Graph Theory, 1736–1936
- Editor: Norman L. Biggs, E. Keith Lloyd, Robin J. Wilson
- Publisher: Clarendon Press
- Publication date: 1976

= Graph Theory, 1736–1936 =

1976 mathematics text

Graph Theory, 1736–1936 is a book in the history of mathematics on graph theory. It focuses on the foundational documents of the field, beginning with the 1736 paper of Leonhard Euler on the Seven Bridges of Königsberg and ending with the first textbook on the subject, published in 1936 by Dénes Kőnig. Graph Theory, 1736–1936 was edited by Norman L. Biggs, E. Keith Lloyd, and Robin J. Wilson, and published in 1976 by the Clarendon Press. The Oxford University Press published a paperback second edition in 1986, with a corrected reprint in 1998.

==Topics==
Graph Theory, 1736–1936 contains copies, extracts, and translations of 37 original sources in graph theory, grouped into ten chapters and punctuated by commentary on their meaning and context. It begins with Euler's 1736 paper "Solutio problematis ad geometriam situs pertinentis" on the seven bridges of Königsberg (both in the original Latin and in English translation) and ending with Dénes Kőnig's book Theorie der endlichen und unendlichen Graphen. The source material touches on recreational mathematics, chemical graph theory, the analysis of electrical circuits, and applications of graph theory in abstract algebra. Also included are background material and portraits on the mathematicians who originally developed this material.

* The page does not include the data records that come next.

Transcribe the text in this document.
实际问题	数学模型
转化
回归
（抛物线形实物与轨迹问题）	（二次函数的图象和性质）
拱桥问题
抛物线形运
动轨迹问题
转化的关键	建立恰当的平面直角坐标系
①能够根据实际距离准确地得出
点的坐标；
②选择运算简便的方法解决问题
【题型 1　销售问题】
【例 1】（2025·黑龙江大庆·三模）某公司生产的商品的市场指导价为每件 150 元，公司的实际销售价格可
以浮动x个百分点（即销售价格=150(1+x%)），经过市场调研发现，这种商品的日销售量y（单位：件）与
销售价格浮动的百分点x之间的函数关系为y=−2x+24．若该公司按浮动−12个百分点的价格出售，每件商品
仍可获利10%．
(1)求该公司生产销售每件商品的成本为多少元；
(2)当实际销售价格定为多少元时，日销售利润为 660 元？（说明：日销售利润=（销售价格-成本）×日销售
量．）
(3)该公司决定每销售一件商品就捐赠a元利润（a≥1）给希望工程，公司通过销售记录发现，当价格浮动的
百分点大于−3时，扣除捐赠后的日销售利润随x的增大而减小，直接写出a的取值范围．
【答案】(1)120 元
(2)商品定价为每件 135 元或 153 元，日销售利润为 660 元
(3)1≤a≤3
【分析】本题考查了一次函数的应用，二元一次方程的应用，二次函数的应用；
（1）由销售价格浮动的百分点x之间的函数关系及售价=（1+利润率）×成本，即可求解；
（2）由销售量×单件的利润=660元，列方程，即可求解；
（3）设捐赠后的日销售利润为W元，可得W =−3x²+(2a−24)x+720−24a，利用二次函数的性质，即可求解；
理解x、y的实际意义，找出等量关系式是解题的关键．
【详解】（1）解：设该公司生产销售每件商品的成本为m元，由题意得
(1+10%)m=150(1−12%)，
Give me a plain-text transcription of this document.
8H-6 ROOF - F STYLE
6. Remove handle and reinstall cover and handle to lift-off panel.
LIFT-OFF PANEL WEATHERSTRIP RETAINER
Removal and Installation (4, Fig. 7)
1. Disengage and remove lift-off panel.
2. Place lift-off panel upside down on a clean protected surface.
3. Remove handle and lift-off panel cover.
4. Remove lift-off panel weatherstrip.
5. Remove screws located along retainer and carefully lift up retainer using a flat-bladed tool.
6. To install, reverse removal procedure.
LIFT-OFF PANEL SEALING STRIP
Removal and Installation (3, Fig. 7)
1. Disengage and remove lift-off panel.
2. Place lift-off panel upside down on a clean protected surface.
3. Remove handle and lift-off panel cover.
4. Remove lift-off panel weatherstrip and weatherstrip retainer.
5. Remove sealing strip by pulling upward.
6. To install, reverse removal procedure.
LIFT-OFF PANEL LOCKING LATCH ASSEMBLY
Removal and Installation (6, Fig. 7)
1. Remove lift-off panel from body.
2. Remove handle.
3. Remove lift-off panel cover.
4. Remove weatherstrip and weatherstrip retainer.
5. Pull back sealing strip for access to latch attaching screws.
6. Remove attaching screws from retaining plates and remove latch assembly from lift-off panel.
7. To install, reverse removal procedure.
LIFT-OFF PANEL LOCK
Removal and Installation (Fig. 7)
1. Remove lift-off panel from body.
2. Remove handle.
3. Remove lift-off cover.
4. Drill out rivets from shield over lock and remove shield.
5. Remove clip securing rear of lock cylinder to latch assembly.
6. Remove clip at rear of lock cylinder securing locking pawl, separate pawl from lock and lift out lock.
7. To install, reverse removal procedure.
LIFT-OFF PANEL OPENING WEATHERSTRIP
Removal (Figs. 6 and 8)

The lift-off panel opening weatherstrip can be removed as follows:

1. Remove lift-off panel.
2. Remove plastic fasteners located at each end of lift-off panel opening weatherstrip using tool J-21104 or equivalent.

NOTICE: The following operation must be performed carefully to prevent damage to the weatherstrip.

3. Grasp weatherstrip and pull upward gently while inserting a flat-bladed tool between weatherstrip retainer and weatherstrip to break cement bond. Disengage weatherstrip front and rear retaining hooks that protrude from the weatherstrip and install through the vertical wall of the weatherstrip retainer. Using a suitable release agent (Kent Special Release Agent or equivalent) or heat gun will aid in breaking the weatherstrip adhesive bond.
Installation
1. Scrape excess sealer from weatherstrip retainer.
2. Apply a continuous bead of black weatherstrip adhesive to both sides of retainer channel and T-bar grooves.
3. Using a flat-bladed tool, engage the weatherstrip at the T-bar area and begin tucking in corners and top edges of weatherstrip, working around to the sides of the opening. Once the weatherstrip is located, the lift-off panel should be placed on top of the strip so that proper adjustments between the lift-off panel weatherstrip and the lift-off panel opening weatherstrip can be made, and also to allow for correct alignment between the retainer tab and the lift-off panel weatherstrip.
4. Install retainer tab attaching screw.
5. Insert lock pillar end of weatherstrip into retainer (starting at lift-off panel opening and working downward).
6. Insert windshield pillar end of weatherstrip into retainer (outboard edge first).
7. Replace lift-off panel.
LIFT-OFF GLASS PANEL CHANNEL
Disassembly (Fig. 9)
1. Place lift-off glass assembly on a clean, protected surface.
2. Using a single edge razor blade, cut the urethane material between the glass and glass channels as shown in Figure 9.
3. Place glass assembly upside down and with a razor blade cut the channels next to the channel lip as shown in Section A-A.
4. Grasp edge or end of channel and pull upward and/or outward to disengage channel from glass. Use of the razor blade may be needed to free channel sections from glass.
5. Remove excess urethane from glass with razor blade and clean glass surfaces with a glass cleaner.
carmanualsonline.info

The chapters of the book organize the material into topics within graph theory, rather than being strictly chronological. The first chapter, on paths, includes maze-solving algorithms as well as Euler's work on Euler tours. Next, a chapter on circuits includes material on knight's tours in chess (a topic that long predates Euler), Hamiltonian cycles, and the work of Thomas Kirkman on polyhedral graphs. Next follow chapters on spanning trees and Cayley's formula, chemical graph theory and graph enumeration, and planar graphs, Kuratowski's theorem, and Euler's polyhedral formula. There are three chapters on the four color theorem and graph coloring, a chapter on algebraic graph theory, and a final chapter on graph factorization. Appendices provide a brief update on graph history since 1936, biographies of the authors of the works included in the book, and a comprehensive bibliography.

==Audience and reception==
Reviewer Ján Plesník names the book the first ever published on the history of graph theory, and although Hazel Perfect notes that parts of it can be difficult to read, Plesník states that it can also be used as "a self-contained introduction" to the field, and Edward Maziarz suggests its use as a textbook for graph theory courses. Perfect calls the book "fascinating ... full of information", thoroughly researched and carefully written, and Maziarz finds inspiring the ways in which it describes serious mathematics as arising from frivolous starting points. Fernando Q. Gouvêa calls it a "must-have" for anyone interested in graph theory, and Philip Peak also recommends it to anyone interested more generally in the history of mathematics.